We don't, at this time have definitive information from users who are able to run complex network diagnostics, but preliminary information gives the appearance that Orange has different policies for Second Life network traffic, and that this may have overloaded or gone awry.
Some ISPs or ICPs apply differing policies to different kinds of network traffic or traffic going to different network destinations, often limiting data flows by slowing down packet rates (increasing lag) or dropping packets (increasing packet loss) to force lower data throughputs. The opposite of this practice is called Network Neutrality.

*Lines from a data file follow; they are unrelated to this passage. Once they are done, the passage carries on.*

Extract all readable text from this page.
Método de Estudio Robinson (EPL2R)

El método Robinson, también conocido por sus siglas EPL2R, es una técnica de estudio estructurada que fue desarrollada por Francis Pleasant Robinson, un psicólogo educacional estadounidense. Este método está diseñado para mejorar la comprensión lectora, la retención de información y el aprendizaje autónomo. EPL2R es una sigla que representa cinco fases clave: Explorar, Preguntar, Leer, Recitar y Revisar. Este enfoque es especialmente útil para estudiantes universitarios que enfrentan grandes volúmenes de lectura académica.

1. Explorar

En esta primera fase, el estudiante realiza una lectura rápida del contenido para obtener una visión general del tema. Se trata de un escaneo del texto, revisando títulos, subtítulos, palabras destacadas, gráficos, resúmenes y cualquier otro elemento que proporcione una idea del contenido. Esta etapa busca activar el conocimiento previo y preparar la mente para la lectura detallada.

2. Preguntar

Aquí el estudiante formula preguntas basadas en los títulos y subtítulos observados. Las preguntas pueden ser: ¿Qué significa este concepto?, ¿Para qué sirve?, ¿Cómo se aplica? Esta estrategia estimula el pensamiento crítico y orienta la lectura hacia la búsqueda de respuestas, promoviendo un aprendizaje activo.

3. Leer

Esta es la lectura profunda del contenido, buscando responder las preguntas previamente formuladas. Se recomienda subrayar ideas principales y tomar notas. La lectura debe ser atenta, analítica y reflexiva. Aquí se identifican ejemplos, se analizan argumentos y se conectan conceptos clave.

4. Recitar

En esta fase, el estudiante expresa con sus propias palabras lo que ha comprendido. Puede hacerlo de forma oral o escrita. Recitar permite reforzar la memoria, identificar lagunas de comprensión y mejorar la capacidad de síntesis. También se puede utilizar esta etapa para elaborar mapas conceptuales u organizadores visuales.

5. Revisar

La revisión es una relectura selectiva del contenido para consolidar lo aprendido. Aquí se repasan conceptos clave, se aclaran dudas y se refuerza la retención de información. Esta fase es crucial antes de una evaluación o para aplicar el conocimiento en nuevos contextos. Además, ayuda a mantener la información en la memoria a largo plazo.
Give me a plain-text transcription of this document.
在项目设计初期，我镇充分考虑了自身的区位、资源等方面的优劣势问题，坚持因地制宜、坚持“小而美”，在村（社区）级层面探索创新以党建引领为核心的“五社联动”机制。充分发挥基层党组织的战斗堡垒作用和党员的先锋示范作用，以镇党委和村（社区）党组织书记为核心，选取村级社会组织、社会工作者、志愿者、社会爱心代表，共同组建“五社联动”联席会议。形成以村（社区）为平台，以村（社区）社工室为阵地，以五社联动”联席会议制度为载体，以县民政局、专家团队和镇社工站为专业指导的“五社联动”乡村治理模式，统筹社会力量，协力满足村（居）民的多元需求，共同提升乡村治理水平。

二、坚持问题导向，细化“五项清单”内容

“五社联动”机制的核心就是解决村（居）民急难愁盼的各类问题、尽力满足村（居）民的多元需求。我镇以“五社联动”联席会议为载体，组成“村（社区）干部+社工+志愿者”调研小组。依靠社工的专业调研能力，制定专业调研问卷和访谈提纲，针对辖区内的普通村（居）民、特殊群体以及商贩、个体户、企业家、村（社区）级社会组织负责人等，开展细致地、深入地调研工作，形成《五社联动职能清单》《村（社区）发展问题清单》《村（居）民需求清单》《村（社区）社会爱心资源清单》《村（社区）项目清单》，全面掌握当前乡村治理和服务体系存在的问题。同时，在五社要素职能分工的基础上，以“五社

Often the process is difficult to detect, unless it goes wrong or overloads. It is, however, possible that the problem has been caused by another issue such as BGP route flapping though the anecdotal evidence we have received would seem to indicate otherwise, as the symptoms (as reported) seem to be what you'd expect if large numbers of Euro users attempted to connect to Second Life, and far exceeded a bandwidth restriction policy.
One question that comes to mind is why would Orange host an event in Second Life while also restricting traffic to Second Life? Well, the divisions involved in each part are definitely distinct. It may be that neither one has ever had any reason to communicate with the other. It may be that they may not even technically be a part of the same company - it isn't uncommon for several companies providing groupable services to operate under an umbrella name, even though they may not have any corporate structure or management in common.
We contacted Orange through Metaversatility for comment and additional information, but as it is Saturday in France, we are not expecting to receive a rapid response.